Zaburzenia snu, spadek sprawności psychicznej, depresja – często uniemożliwiają dojście do równowagi w chorobie cukrzycowej

Otyłość wiąże się z niską samooceną, wzrostem ryzyka rozwoju cukrzycy i chorób sercowo-naczyniowych (zawału serca, udaru mózgu, amputacji). W ciągu ostatnich 50 lat średnia długość snu zmniejszyła się o 2 godziny. Mała ilość snu i zwiększona wartość BMI powyżej 30kg/m²  z brzuszną otyłością powodują wzrost udaru mózgu i zawału serca. Jakość snu zależy od czasu trwania snu wolnofalowego i fazy snu REM mierzone przy pomocy aktygrafii i polisomnografii. Osoby z prawidłową masą ciała śpią dłużej, sen jest bardziej efektywny. Cechuje się dłuższym czasem snu REM i wolnofalowego niż osoby otyłe.

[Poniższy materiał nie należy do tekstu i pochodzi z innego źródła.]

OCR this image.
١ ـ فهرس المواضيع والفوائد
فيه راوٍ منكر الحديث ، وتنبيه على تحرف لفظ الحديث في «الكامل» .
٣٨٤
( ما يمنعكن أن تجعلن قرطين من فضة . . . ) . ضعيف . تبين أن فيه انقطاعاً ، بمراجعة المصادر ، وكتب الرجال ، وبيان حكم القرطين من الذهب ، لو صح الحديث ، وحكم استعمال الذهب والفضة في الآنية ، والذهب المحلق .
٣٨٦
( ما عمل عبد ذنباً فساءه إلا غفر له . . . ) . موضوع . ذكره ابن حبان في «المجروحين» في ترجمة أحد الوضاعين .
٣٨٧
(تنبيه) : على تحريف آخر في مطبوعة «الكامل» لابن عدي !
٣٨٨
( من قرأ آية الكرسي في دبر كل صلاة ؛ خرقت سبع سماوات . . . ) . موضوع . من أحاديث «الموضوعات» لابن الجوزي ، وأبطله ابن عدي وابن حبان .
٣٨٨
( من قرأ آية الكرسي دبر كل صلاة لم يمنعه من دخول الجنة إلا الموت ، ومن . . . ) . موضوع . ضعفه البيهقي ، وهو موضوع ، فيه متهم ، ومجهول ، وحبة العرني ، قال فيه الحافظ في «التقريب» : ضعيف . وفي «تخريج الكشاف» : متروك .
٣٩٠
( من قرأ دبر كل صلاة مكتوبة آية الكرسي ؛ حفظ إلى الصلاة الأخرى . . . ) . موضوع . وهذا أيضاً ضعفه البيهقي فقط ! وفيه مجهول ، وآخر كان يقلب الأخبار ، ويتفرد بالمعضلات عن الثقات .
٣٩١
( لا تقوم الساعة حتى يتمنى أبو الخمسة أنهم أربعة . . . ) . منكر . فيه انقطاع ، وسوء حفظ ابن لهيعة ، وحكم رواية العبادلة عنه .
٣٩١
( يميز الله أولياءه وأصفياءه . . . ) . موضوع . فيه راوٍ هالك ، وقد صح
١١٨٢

Dalej, depresja jest niedocenianym, a często występującym problemem u chorych z cukrzycą, wpływa wyraźnie na rokowanie, ponieważ dodatkowo w znacznym stopniu obniża jakość ich życia i zmniejsza szanse na osiąganie celów leczniczych. Oprócz równoległego wyrównania samej cukrzycy, rozpoznanie i leczenie depresji u chorych z cukrzycą stanowi stały element opieki diabetologicznej, o tym nie możemy zapominać. Destabilizacja cukrzycy, towarzyszące bóle (neuropatyczne, zwyrodnieniowe, głowy, korzeniowe) przyczyniają się do częstego występowania zaburzeń snu u moich podopiecznych. Depresja z kolei, poprzez swój wpływ na ból, prowokuje i nasila zaburzenia snu, a to destabilizuje cukrzycę i koło się zamyka. Musimy leczyć równolegle objawowo różne wątki towarzyszące cukrzycy i to niekoniecznie i nie przede wszystkim poprzez zapisywanie nowych leków. Z drugiej strony spadek jakości i ilości snu jest procesem związanym ze starzeniem organizmu. Zjawisko to dotyczy jednak w większym stopniu chorych na Alzheimera. Badanie zaburzeń snu może stać się użytecznym narzędziem do wczesnego rozpoznawania tej choroby, co ma kluczowe znaczenie do wczesnego włączenia leczenia. Najczęściej choroba Alzheimera towarzysząca cukrzycy wykrywana jest w zaawansowanym stadium, gdy dochodzi do nieodwracalnych zmian w mózgu, a leczenie jest już niemożliwe. Dlatego nowa metoda analizy snu jest uzupełniająca dla wczesnego rozpoznania demencji (psychicznych ograniczeń i wydolności). Większość poważnych zaburzeń psychicznych jest związanych z zaburzeniami snu. Na razie stawiam na przesiewową psychometrię, lecz po pierwsze wykrywa ona już zaawansowane stany. Po drugie zaburzenia snu nie są przedmiotem dociekań lekarza leczącego i są przyczyną mnożenia bytów kolejkowych u psychiatry i neurologa. Moim zdaniem powinniśmy całościowo podchodzić do terapii chorego na cukrzycę, bowiem trudno o osiągnięcie celu leczniczego – wyrównania cukrzycy, jeżeli chory ma rozchwianą psychikę, jest zestresowany, z zaburzeniami snu.